Дверь отворилась и в комнату робко вошла девочка лет десяти-одиннадцати.
— Познакомься, это твой новый хозяин, — посол кивнул на эрра Новиджа.
Мелко перебирая ногами, салийка подошла к министру, опустилась перед ним на колени и обнажила правое плечо, продемонстрировав новому хозяину татуировку рабыни. Выждав положенное время, маленькая рабыня с облегчением вздохнула: новый хозяин не отказался от нее, а значит смерть ей не грозит.
— Отдыхайте, эрр, я вас оставлю. Мне сегодня ещё нужно просмотреть дипломатическую почту, — сказал барон, вставая из кресла. — К сожалению, через час я буду вынужден просить вас покинуть меня. Ко мне должны прийти. Надеюсь, вы меня поймете, честь дамы и всё такое… — Он потрепал рабыню по голове и вышел из комнаты.
Рабыня вопросительно взглянула на своего нового хозяина и, прочитав в его глазах ответ, стала медленно разматывать свой саронг.
День третий.
первый час после Полуночной службы.
Дверь жалобно скрипнула. Гурман ещё раз дёрнул её на себя, закрывая плотнее, и задвинул засов. Он немного постоял возле входа, потом жалостливо вздохнул и, развернувшись, пошёл в дом. Сегодня ночью «Мечта Гурмана» работать не будет. Не будет шумных клиентов, не будет пьяных драк, не будет выручки. Будут только сплошные убытки… И так из года в год в канун Дня Поминовения… С двенадцатым ударом церковного колокола, означавшим начало полуночной службы, все питейные заведения столицы закрылись. Откроются они только через двое суток, когда всё тот же церковный колокол известит о том, что очередной День Поминовения закончился.
Гурман зашёл в свой кабинет, поставил свечу на стол и налил себе вина. Раз работы не будет — значит, он может выпить столько, сколько хочет. Главное, чтобы об этом не прознали святоши! Церковь строго следила за тем, чтобы прихожане соблюдали предпраздничный пост, поэтому, помимо патрулей стражи, этой ночью на городские улицы выйдут сотни клириков. И горе тому, кто будет уличён в несоблюдении поста! Помимо епитимьи, он ещё будет обязан заплатить крупный денежный штраф, большая часть которого отойдёт церкви. Судя по тому, как за эти два дня прирастала церковная казна, усердие святых отцов объяснялось не только вопросами веры… Корчмарь поднял кружку и усмехнулся: — «Ну-ну, посмотрим, насколько святое око вездесуще».

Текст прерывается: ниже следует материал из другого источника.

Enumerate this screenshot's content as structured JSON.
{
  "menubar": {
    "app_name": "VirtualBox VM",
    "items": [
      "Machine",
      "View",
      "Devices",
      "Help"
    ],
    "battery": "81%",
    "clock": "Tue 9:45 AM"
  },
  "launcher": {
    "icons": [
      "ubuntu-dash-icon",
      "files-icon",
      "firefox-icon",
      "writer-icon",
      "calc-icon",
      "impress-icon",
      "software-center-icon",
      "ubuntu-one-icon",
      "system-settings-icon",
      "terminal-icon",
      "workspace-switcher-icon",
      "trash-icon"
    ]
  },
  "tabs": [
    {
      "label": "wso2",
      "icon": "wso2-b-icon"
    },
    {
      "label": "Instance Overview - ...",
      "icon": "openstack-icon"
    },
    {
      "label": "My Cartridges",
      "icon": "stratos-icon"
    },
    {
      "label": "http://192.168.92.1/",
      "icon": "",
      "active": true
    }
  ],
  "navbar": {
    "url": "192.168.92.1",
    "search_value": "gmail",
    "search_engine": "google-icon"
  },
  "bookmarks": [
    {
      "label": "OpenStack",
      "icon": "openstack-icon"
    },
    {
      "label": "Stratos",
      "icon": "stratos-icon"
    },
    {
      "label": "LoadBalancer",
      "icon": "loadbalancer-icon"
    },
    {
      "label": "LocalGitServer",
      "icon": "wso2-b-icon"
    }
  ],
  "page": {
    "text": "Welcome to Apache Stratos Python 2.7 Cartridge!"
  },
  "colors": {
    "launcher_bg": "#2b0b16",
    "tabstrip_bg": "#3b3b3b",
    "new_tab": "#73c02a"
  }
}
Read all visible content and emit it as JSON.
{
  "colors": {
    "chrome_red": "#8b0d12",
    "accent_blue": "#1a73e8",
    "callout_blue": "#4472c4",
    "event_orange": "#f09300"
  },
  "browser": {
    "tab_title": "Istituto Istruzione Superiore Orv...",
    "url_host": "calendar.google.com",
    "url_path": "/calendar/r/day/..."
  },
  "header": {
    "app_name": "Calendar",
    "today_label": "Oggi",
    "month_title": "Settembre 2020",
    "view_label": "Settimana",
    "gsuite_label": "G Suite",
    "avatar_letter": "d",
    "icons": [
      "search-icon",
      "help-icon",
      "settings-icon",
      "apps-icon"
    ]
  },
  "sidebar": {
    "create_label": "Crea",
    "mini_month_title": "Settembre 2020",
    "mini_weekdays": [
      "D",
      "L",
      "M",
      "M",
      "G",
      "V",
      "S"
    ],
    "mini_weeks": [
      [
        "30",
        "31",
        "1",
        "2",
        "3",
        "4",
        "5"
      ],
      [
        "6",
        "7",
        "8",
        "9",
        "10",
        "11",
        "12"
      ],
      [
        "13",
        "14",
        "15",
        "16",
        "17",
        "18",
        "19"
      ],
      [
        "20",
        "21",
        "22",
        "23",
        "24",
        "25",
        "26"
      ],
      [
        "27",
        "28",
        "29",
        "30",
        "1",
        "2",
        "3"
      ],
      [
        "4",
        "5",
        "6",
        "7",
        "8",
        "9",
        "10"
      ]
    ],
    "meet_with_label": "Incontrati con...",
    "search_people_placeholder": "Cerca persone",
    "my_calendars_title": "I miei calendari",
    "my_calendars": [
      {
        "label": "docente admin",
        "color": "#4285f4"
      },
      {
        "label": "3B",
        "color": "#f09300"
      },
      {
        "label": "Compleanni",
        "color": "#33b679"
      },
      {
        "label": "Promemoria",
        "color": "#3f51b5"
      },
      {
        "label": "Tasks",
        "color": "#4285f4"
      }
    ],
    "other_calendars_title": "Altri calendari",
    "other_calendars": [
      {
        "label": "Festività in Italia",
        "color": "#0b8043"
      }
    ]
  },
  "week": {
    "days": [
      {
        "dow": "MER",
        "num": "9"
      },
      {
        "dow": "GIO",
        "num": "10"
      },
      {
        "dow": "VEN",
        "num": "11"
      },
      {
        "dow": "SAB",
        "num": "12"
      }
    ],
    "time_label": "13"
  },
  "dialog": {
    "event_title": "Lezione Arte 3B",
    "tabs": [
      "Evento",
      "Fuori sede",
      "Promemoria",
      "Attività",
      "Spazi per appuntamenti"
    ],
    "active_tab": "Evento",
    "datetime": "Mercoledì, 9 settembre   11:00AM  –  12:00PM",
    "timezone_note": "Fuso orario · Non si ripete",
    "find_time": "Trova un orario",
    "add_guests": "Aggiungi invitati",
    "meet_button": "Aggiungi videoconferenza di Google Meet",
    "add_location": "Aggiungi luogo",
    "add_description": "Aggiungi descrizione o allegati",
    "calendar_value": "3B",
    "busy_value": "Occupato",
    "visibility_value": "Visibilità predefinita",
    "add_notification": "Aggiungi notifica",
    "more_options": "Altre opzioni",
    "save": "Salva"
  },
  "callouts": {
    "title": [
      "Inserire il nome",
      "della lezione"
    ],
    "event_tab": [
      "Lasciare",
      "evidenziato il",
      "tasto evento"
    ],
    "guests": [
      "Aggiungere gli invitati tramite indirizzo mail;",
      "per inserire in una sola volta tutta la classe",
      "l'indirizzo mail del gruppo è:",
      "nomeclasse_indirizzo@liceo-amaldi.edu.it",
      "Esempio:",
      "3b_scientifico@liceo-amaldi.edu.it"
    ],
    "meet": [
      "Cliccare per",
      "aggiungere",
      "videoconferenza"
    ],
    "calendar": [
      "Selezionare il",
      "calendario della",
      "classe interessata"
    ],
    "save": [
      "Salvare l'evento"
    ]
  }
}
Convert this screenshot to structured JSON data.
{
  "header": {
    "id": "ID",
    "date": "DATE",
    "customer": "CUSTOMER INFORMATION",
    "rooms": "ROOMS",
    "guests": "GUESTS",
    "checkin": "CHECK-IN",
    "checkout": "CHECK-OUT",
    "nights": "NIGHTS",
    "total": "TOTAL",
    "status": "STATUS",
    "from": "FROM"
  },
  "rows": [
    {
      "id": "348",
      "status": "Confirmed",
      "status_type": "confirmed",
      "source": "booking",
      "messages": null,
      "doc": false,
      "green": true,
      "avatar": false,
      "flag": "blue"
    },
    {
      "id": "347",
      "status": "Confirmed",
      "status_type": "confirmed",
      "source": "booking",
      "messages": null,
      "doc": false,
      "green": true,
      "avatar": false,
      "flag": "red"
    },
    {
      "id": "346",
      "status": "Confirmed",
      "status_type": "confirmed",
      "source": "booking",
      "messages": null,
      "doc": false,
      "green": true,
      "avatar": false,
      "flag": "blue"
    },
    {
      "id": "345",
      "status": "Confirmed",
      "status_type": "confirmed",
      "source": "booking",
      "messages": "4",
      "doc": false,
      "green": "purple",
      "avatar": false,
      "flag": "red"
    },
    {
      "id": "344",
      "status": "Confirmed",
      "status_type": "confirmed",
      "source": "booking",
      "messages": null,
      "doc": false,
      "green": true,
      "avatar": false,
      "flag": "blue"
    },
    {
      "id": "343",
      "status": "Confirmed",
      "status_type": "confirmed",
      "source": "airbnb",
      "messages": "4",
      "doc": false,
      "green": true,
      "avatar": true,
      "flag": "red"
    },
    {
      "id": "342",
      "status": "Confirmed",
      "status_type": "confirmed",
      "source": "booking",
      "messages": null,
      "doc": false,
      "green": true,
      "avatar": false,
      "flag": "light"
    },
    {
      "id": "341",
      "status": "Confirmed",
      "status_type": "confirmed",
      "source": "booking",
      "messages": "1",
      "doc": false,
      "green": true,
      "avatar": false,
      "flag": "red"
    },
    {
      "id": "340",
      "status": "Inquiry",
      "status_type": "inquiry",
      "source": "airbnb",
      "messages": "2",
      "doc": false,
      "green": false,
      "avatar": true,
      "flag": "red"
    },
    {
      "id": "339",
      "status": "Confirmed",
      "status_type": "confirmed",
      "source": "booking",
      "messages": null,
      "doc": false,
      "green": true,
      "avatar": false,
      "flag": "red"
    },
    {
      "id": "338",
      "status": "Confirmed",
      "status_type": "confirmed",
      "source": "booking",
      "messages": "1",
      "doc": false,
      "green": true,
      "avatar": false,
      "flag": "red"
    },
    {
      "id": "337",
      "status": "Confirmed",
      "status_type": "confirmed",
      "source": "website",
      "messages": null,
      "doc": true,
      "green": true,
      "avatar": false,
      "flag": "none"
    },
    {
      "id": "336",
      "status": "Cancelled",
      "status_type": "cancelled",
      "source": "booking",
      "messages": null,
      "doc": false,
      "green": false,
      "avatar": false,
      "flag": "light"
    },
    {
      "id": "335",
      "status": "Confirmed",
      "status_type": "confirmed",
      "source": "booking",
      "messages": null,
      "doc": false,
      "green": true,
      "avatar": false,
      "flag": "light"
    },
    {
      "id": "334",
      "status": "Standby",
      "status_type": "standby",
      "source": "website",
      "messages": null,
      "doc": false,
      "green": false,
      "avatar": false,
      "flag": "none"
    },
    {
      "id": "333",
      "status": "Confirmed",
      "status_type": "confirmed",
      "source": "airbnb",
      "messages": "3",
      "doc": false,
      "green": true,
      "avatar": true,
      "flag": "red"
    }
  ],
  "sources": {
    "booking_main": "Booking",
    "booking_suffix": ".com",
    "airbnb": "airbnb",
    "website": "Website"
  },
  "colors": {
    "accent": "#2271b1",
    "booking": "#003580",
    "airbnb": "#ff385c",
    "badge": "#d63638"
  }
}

— Ай-я-яй, как нехорошо! — Раздался за спиной насмешливый голос. — Золотых на семь-восемь штраф потянет, как думаешь?
Гурман вздрогнул от неожиданности.
— Кхур тебя забери, лис! Чтоб тебя Белолобый в задницу поцеловал! — зло выругался он. После чего опрокинул себе в глотку содержимое кружки и, утершись рукавом, продолжил: — Ещё один такой крендель, и можешь навсегда забыть ко мне дорогу.
Юр вышел из тёмного угла.
— Ладно тебе, чего расшумелся?
— А то и расшумелся, что молод ты ещё брать меня на испуг. Ишь, потеха у него — бывшему бродяге хват свой лисий показывать! Ну, прям умора! Ты что думаешь, раз я, в память о старом дружке, признал тебя, так теперь буду танцевать под тобой, словно девка на сеновале? Запомни, Гурмана никто и никогда не имел! Герр, в отличие от тебя, это понимал, потому и вёл себя уважительно! Раз по делу пришёл — дело говори, а шутки шутить или здоровье чьё гробить — так это в другом месте!
— Извини, старик, больше не буду, Шауром клянусь! Я ж не со зла, — повинился Юр.
— Не со зла, — пробурчал Гурман. — Много вы, молодёжь, про зло знаете-то… Не со зла он… Чтоб ты знал, самые гнусные вещи как раз и творятся вот так вот не со зла, а как бы между прочим, без души вроде. По мне — так уж лучше, чтобы человек в ярости своей злобной желчью захлебнулся, а уж потом убил бы кого или покалечил, нежели то же самое со спокойным лицом и холодным сердцем сотворил. Чего замолчал?
— Слушаю…
— Вот-вот, слушай да на ус мотай, в жизни-то всякая наука пригодится. Небось, крестника своего пришел проведать?
— Как он?
— Да как-как… Нормально. Сначала дурковал — сдёрнуть пытался. Потом решил меня по понятиям раскатать, пришлось ему пару уроков преподать.
— Ты не… — забеспокоился Юр.
Гурман хмыкнул:
— Не боись, не трогал я его. Так… покалякал с ним по-нашему, он язык и прикусил. Хотя паря-то ничего — правильный. Если с тропки бродяжьей его спихнёшь, может и станет человеком. Ты вот лучше скажи мне, от кого его прячешь? Не привык я, знаешь ли, в тёмную играть. Или, может, наоборот — как приманку его держишь?